Jasmine and I studiously avoided making eye contact as the paper fluttered to the floor. It landed face up, obviously a telephone message. A car started up outside and sprayed gravel in its haste to leave.
* * * * * With the M21 and a Leupold sight for daytime work slung over her shoulder, Jael St. Clair made her way through the underbrush parallel to the road, steadying her gait with a collapsible aluminum walking staff.
She stopped to take a deep breath and cursed silently when she exhaled. She should have driven the new Toyota SUV rental farther along the narrow, rutted lane, but she worried the 4Runner wouldn't be able to handle the terrain.
She looked back, but through the dense fog could barely make out anything more than fifty yards away. Sometimes less. The 100 percent humidity combined with the cold front that had followed the tornadoes and thunderstorms across the Delta the night before had combined to produce pea soup so thick on the highway she couldn't see more than a car length or two in many plac
es. Highway 82 had been littered with accidents. Fortunately Quincy Thompson had driven like her grandmother.
Jael cursed the fog. She'd have to get closer to her targets than she preferred. No matter. The mission had to be completed. She pushed on through the brush, grateful the fog thinned some as the woods grew denser.
Her lungs burned again from the cigarettes, and her head spun bright from a lack of sleep. But the new patch was doing its job. And doubling up on the pills had rounded off most of the jagged edges of her anger and brought the usual rock-steadiness back to her hands, her eyes, and her thoughts. The old doctor who worked for the General had been adjusting her dosage continuously over the past six months and told her that was a natural thing and not to worry about it. She'd have to tell him she needed another adjustment.
Jael made her way across the soggy ground thatched with knee-high grasses and saplings, perfect cover for quail and copperheads. She'd already flushed one covey, but snakes didn't concern her. A symphony of
birdsongs, mockingbirds, the screeches of jays, filled the morning. Then
the sound of Quincy Thompson's car growing louder again, coming
from the cabin area.
She knelt low in the bushes and unslung the M21, flipped open the Leupold's covers, and sighted in. Through the hazy shroud of fog, she made out an angry black face. She tracked the face as it drew abreast, then headed off in the distance.
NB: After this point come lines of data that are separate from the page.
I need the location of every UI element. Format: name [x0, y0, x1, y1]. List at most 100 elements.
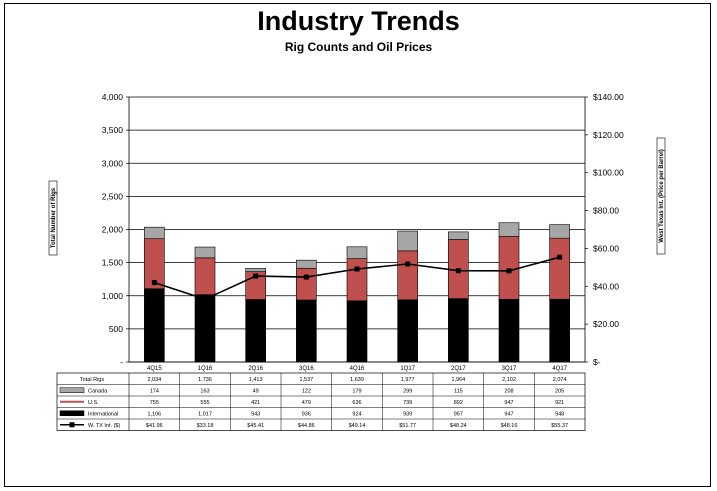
table-cell: 755	[150, 400, 159, 406]
bar-u-s-3q16	[296, 267, 317, 301]
bar-u-s-1q17	[397, 250, 418, 301]
price-marker	[405, 261, 411, 267]
table-cell: $33.18	[197, 423, 214, 429]
bar-canada-2q17	[448, 231, 469, 240]
table-cell: 957	[454, 411, 463, 417]
table-cell: 1,017	[198, 411, 212, 417]
table-row-label: U.S.	[88, 400, 99, 406]
price-marker	[151, 280, 157, 286]
table-border	[56, 372, 586, 431]
table-cell: 2,034	[147, 377, 161, 383]
table-cell: 892	[454, 400, 463, 406]
bar-international-3q17	[498, 298, 520, 363]
right-tick-label: $40.00	[593, 281, 619, 291]
left-tick-label: 1,500	[102, 258, 124, 268]
right-axis-title-box	[656, 137, 666, 255]
left-axis-title: Total Number of Rigs	[51, 187, 57, 248]
category-label: 1Q16	[198, 366, 213, 372]
bar-canada-3q17	[498, 222, 520, 237]
chart-subtitle: Rig Counts and Oil Prices	[284, 40, 433, 54]
bar-u-s-1q16	[194, 257, 216, 295]
bar-international-4q15	[144, 288, 165, 363]
table-cell: $44.86	[298, 423, 315, 429]
table-cell: 208	[504, 388, 513, 394]
left-tick-label: 4,000	[102, 92, 124, 102]
table-cell: 179	[352, 388, 361, 394]
right-axis-title: West Texas Int. (Price per Barrel)	[659, 149, 665, 242]
left-tick-label: 2,500	[102, 191, 124, 201]
table-cell: 947	[504, 411, 513, 417]
category-label: 1Q17	[400, 366, 415, 372]
table-cell: 299	[403, 388, 412, 394]
left-tick-label: 500	[109, 324, 123, 334]
price-marker	[303, 274, 309, 280]
bar-international-2q17	[448, 298, 469, 363]
table-row-label: Total Rigs	[80, 377, 104, 383]
table-cell: 921	[555, 400, 564, 406]
table-cell: 636	[352, 400, 361, 406]
price-marker	[557, 254, 563, 260]
table-cell: 122	[302, 388, 311, 394]
table-cell: 49	[253, 388, 259, 394]
table-cell: 924	[352, 411, 361, 417]
table-cell: $48.16	[501, 423, 518, 429]
bar-canada-3q16	[296, 259, 317, 269]
legend-swatch	[59, 410, 85, 416]
price-marker	[202, 296, 208, 302]
right-tick-label: $100.00	[593, 168, 624, 178]
table-cell: 1,106	[147, 411, 161, 417]
table-cell: $45.41	[247, 423, 264, 429]
bar-canada-4q17	[549, 224, 570, 239]
bar-u-s-4q17	[549, 237, 570, 300]
table-cell: $48.24	[450, 423, 467, 429]
right-tick-label: $80.00	[593, 206, 619, 216]
category-label: 3Q17	[502, 366, 517, 372]
table-cell: 2,074	[553, 377, 567, 383]
table-cell: 479	[302, 400, 311, 406]
table-cell: 421	[251, 400, 260, 406]
table-cell: $49.14	[349, 423, 366, 429]
table-cell: 555	[200, 400, 209, 406]
bar-canada-4q16	[346, 246, 368, 259]
table-cell: $41.96	[146, 423, 163, 429]
left-tick-label: 3,000	[102, 158, 124, 168]
table-cell: 115	[454, 388, 463, 394]
right-tick-label: $20.00	[593, 319, 619, 329]
bar-canada-4q15	[144, 226, 165, 240]
chart-frame	[4, 3, 711, 487]
chart-title: Industry Trends	[257, 6, 460, 36]
table-cell: 1,639	[350, 377, 364, 383]
bar-international-1q17	[397, 299, 418, 363]
right-tick-label: $-	[593, 357, 601, 367]
category-label: 4Q16	[350, 366, 365, 372]
table-cell: 1,736	[198, 377, 212, 383]
left-tick-label: 2,000	[102, 225, 124, 235]
category-label: 3Q16	[299, 366, 314, 372]
price-marker	[253, 273, 259, 279]
table-cell: 739	[403, 400, 412, 406]
table-cell: 936	[302, 411, 311, 417]
price-marker	[354, 266, 360, 272]
table-cell: 205	[555, 388, 564, 394]
right-tick-label: $60.00	[593, 243, 619, 253]
bar-international-4q17	[549, 298, 570, 363]
category-label: 2Q17	[451, 366, 466, 372]
price-marker	[506, 268, 512, 274]
table-cell: $51.77	[399, 423, 416, 429]
bar-canada-2q16	[245, 268, 266, 272]
bar-canada-1q16	[194, 246, 216, 259]
left-tick-label: 3,500	[102, 125, 124, 135]
left-tick-label: 1,000	[102, 291, 124, 301]
right-axis-title-group: West Texas Int. (Price per Barrel)	[656, 137, 666, 255]
bar-u-s-4q16	[346, 258, 368, 302]
table-row-label: W. TX Int. ($)	[88, 423, 120, 429]
table-cell: 163	[200, 388, 209, 394]
legend-marker-swatch	[69, 422, 75, 428]
legend-swatch	[59, 387, 85, 393]
bar-international-4q16	[346, 300, 368, 363]
category-label: 4Q17	[552, 366, 567, 372]
bar-canada-1q17	[397, 230, 418, 252]
bar-international-2q16	[245, 299, 266, 363]
right-tick-label: $120.00	[593, 130, 624, 140]
table-row-label: Canada	[88, 388, 108, 394]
"Bang," she said softly as she closed the sight covers and reslung the M21. She stopped for a moment and concentrated her mind on hearing. She'd heard faint rustles since leaving her SUV. But it lacked any sort of pattern connected to danger. The woods here were filled with birds, deer, possums, raccoons, and every other manner of woodland creature. That's what she heard now as she filtered through the chatter of the trees and brush.
Finally, she opened her eyes and continued on through the woods toward the plot of land and dwelling that had turned up on her Internet search for Quincy Thompson.
CHAPTER 55
Jasmine stood with her back to me, shoulders slumped, staring down at the pink sheet of paper. The fading sound of Quincy's car left us holding on to a brittle silence filled with ancient hurt and modern pain. I wanted to reach out, but Quincy's insults made me second-guess my own motives.